Les mémoires d’un pirate (060)

Depuis le début de mon aventure, je ne comptais plus les coups que j’avais reçu. Celui-ci était sans aucun doute possible le plus dur de tous. Elaine, enlevée ?

– Tu divagues, guetteur ! Ta vue te joue des tours !
– Pas du tout ! LeChuck l’a embarqué sur son navire fantôme. Il l’a trouvée seule, alors qu’elle venait ici à ton secours. A mon avis, il y a peu de chance qu’on la revoie.

Il fixait les larmes aux yeux une vieille poutre couverte de moules.

– Hé ! lui lançais-je. Je suis de ce côté !

Le myope se retourna plus ou moins vers moi.

– Oh. Désolé. Tu ne m’avais pas dit que tu avais un frère.

Répondre était sans intérêt. Seul comptait la santé d’Elaine.

– Comment as-tu pu laisser LeChuck faire une chose pareille ! aboyais-je au myope. Ou étais-tu pendant ce temps-là ? En train de dormir ?
– Hé ! Je ne suis que guetteur ! Est-ce que j’ai l’air d’un garde du corps ?

Non. Et encore moins de « Danse avec les singes »…

– Où sont-ils allés ?
– LeChuck a emmené le gouverneur dans son refuge secret sur l’île aux singes.
– S’il est secret, comment le sais-tu ?
– Il est facile de dire où est son repère.
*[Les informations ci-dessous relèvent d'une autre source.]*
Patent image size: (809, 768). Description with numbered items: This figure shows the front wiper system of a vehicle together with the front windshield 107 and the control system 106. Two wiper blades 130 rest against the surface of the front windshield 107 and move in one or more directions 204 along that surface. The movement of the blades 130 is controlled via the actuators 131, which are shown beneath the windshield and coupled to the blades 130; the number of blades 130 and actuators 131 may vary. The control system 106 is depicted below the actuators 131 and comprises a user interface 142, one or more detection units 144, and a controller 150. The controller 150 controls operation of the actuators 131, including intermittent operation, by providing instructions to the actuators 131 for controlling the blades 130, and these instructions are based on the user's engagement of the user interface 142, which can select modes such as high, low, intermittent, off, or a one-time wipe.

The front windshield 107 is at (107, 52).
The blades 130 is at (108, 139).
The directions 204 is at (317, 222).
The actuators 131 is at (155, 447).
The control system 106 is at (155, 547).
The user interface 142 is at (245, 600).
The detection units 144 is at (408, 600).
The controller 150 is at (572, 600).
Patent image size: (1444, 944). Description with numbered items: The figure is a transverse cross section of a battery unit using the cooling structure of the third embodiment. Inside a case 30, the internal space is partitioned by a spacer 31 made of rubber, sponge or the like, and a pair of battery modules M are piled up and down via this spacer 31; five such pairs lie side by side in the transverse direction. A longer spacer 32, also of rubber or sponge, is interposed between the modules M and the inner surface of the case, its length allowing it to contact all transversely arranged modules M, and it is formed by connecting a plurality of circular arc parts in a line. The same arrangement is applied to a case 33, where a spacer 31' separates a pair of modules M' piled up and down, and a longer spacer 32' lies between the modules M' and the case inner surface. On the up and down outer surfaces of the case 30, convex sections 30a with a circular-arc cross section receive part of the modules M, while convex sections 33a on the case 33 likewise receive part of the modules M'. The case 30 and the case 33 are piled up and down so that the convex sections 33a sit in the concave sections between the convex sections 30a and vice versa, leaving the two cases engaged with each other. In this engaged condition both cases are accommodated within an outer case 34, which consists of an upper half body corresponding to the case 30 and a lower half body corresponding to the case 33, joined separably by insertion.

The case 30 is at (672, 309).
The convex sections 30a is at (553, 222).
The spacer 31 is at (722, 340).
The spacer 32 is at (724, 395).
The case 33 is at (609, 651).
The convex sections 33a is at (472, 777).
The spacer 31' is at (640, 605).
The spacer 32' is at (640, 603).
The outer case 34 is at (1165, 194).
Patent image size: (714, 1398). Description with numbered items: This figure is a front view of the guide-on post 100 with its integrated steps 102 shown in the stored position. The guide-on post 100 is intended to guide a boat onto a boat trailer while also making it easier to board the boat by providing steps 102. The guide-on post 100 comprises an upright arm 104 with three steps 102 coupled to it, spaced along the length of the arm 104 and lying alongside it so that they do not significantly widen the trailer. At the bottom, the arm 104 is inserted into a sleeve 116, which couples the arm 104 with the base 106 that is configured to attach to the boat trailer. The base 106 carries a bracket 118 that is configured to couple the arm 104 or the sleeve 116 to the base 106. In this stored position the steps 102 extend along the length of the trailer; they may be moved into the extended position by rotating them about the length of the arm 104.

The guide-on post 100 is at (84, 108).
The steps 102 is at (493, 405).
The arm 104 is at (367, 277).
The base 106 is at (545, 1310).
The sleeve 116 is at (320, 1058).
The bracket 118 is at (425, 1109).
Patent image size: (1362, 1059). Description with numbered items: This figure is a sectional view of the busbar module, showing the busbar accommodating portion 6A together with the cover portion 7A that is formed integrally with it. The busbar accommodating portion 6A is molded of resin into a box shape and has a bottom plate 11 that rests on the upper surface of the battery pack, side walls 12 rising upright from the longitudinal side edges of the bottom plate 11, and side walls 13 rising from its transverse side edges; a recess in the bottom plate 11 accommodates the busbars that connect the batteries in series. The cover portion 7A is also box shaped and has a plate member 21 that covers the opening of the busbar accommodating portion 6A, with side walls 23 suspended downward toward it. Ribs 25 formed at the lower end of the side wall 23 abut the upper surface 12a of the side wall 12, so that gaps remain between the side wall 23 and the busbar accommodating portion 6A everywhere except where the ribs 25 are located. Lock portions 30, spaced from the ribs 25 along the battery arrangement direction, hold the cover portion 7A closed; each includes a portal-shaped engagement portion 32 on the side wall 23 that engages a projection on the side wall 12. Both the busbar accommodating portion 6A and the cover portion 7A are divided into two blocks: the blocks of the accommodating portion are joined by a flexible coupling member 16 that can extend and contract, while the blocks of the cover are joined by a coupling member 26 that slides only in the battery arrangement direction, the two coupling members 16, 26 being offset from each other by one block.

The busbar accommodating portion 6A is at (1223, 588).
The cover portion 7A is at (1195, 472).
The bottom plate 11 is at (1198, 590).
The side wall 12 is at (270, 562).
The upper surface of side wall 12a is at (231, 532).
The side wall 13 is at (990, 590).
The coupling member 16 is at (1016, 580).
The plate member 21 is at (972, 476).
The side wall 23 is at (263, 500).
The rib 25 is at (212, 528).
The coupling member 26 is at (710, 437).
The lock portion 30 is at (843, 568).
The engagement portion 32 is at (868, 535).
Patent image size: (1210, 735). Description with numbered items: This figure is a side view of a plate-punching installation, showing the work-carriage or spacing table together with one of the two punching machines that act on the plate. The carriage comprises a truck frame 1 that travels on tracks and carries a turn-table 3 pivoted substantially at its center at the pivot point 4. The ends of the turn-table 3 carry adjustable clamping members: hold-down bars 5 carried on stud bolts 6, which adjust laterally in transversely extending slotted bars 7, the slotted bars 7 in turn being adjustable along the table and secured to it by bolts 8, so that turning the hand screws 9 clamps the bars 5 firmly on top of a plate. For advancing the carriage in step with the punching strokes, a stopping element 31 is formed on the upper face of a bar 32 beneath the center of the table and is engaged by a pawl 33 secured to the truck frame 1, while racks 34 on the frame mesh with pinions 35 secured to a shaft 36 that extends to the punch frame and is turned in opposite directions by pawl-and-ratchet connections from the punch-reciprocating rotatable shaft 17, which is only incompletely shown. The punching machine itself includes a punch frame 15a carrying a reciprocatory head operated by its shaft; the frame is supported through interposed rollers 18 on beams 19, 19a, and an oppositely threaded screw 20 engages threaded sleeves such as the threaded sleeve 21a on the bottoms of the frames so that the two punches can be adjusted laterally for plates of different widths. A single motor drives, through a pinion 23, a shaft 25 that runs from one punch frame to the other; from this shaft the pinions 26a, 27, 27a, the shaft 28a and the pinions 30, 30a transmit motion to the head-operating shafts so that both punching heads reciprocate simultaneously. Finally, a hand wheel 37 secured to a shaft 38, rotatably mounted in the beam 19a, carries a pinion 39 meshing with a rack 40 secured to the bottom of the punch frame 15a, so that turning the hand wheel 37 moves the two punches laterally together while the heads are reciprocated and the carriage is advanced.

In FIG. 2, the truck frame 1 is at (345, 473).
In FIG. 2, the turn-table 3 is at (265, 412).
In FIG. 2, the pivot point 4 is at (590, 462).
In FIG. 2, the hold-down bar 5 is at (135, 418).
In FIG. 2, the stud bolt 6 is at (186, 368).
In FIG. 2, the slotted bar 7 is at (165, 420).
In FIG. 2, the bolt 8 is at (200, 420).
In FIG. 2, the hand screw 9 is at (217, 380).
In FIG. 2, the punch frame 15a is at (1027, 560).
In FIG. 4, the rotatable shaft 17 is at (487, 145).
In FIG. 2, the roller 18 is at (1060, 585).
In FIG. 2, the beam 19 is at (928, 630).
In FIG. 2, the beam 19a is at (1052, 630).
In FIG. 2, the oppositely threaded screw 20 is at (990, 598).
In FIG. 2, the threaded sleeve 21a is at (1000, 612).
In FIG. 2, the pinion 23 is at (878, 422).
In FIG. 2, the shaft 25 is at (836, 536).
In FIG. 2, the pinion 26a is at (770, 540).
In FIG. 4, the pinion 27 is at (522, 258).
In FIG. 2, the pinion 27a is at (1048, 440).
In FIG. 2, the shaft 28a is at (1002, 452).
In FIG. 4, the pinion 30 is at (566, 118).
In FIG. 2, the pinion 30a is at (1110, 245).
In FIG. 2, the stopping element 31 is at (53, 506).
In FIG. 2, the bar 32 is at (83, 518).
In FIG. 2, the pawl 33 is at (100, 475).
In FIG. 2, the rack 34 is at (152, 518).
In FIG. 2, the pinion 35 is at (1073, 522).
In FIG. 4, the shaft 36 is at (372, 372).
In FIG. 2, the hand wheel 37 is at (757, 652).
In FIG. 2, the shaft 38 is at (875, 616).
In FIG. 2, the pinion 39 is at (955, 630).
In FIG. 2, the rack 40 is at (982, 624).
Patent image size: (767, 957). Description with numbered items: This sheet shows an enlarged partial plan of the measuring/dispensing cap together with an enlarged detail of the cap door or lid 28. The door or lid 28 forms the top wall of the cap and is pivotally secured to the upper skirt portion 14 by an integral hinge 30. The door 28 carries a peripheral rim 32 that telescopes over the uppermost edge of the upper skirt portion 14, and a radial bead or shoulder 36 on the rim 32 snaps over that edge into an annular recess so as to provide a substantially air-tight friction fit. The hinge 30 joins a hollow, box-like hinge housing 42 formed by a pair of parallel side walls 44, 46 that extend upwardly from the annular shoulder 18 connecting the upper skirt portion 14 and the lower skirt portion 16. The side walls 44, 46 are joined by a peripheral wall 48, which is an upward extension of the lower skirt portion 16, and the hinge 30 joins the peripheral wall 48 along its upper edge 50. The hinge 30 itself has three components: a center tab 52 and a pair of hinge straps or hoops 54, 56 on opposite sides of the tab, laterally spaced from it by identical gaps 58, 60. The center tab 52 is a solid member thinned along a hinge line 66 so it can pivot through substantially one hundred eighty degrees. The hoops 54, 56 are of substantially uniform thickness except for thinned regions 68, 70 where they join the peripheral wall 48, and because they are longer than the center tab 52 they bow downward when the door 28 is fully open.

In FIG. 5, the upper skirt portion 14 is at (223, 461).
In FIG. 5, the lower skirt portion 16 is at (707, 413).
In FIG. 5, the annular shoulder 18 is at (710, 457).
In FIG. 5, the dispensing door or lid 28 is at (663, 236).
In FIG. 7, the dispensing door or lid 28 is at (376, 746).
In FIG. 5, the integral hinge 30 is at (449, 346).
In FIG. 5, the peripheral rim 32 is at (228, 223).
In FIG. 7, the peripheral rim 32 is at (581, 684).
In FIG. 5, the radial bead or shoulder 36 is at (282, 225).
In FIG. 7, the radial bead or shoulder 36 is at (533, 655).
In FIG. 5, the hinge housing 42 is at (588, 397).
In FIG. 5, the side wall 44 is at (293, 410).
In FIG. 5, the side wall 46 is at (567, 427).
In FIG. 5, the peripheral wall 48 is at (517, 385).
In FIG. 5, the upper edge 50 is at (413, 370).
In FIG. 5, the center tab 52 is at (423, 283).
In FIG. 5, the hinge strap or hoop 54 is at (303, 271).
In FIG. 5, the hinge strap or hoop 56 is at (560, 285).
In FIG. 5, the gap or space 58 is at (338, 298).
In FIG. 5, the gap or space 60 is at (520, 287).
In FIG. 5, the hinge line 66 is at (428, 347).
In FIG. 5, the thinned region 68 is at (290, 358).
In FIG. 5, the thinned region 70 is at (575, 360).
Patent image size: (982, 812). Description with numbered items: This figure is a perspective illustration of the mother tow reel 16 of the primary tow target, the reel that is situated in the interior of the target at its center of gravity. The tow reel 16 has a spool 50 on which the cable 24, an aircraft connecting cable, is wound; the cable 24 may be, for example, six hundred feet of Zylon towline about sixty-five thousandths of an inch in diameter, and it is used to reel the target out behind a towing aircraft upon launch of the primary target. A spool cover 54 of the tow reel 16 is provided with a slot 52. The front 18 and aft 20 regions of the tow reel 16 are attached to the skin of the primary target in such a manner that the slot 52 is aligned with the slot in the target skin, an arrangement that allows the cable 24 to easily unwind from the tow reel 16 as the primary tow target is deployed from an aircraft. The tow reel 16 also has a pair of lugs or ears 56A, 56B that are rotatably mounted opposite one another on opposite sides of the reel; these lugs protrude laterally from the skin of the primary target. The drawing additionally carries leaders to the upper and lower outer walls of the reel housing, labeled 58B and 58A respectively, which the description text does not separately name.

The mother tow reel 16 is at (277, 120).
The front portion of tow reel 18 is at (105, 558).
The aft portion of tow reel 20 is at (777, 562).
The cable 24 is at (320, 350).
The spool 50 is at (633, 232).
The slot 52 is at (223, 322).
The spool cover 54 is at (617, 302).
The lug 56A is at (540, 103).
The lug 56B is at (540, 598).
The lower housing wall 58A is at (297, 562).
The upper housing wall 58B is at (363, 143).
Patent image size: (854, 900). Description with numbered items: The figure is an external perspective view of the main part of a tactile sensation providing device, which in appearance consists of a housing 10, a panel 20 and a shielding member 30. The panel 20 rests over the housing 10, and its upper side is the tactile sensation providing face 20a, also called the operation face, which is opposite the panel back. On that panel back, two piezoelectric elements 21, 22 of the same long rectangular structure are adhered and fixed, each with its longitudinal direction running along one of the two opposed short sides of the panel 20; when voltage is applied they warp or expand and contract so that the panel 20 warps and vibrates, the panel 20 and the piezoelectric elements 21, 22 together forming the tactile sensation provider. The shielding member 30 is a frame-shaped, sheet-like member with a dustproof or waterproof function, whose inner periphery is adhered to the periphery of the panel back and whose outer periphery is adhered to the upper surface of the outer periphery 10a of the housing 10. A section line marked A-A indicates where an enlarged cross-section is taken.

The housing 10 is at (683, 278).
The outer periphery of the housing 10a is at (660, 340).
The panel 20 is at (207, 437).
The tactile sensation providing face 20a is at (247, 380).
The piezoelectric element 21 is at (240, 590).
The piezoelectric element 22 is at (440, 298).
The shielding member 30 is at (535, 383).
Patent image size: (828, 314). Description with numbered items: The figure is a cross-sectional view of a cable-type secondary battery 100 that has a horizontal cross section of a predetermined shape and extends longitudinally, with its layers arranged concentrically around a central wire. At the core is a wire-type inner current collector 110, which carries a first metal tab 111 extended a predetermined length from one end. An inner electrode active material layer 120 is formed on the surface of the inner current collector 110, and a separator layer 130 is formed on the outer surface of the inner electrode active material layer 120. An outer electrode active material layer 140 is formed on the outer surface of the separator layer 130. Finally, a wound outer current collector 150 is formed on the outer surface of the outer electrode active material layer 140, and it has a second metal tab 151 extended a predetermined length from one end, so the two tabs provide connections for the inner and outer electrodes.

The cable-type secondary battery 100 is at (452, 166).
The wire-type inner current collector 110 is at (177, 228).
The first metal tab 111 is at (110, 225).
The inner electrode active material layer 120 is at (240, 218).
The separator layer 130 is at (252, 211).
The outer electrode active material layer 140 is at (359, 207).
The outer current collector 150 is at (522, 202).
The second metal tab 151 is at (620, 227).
Plus difficile, par contre d’y parvenir.

Le plus astucieux des lecteurs commencera à saisir, en partie du moins, pourquoi le titre de mes mémoires se nomme « Le secret de l’île aux singes » et non « Le secret de l’île de Mêlée » ni même « Guybrush contre les Mollusques Ninjas ». Il est vrai que cela fait quelques pages que ces mémoires ont commencé et on n’a toujours pas vu l’ombre d’un singe, ni de son île. Si vous exceptez, bien sûr, le passage concernant les cannibales au début de ce formidable ouvrage. Mais patience, ami lecteur. Vous n’êtes pas au bout de vos surprises. Je peux vous le garantir.

J’attrapai le guetteur par le bras. Juste à temps avant qu’il n’ait pu se précipiter dans l’eau froide des docks. Il continua de me parler avec un grand pessimisme. Mais moi, je ne pensais déjà plus qu’à sauver le gouverneur des sales pattes fantomatiques de LeChuck.

– J’ai bien peur qu’aucun pirate ici ne soit assez courageux pour aller à la poursuite de LeChuck, conclut-il avant de chercher quelque chose dans sa poche. J’ai failli oublier : ils ont laissé ce mot sur une table du Scumm Bar. Plus précisément sur un cadavre, cloué à une table du Scumm Bar. Et tu ne vas pas en aimer le contenu.

Le mot était plié en origami de singe. Le myope me confia qu’il était parvenu à le faire grâce à l’ouvrage « Origami, mon ami ». Je lui rétorquai que je n’avais par contre besoin d’aucun bouquin pour le lui défaire. Connaissant déjà le contenu, le guetteur repartit à ses occupations, sans toutefois éviter de se prendre une porte, malencontreusement ouverte.

Je lus le message à haute voix :
– « Attention, pirates de Mêlée : votre gouverneur est hors de danger et à mes côtés comme elle aurait toujours dû l’être. Si vous essayez de nous retrouver, je vous réserve une mort atroce, non sans vous avoir auparavant torturé en vous rasant les jambes à la cire. Mes amitiés, Capitaine LeChuck ». Par un bouc sans corne ! L’ignoble, l’infâme, le perfide LeChuck était réellement de retour du royaume des morts ! Entre-nous, j’aurais préféré que ce soit plutôt Jésus qui revienne parmi les vivants. Bien sûr, la religion est la principale raison et excuse de toute guerre qui se respecte, mais c’était peut-être mieux que le come-back de cette ex-star de la piraterie.
– Oh gouverneur ! lançais-je le poing serré à la lune blême. Pourquoi deviez-vous risquer votre vie pour moi ? Peut être que votre amour envers moi était plus profond que je ne le croyais. Et je réalise maintenant à quel point je tenais à vous. C’est ma faute si vous vous
retrouvez dans cette situation gouverneur, et je promets de vous en sortir, même s’il me faut pour ça défier un ectoplasme pachyderme en retard pour ses obsèques !

Mais qui diable jouait donc une sérénade au violon ? C’est étrange, mais il me semblait entendre une mélodie romantique dans ma tête. Serait-ce le pouvoir de… l’AMOUR ???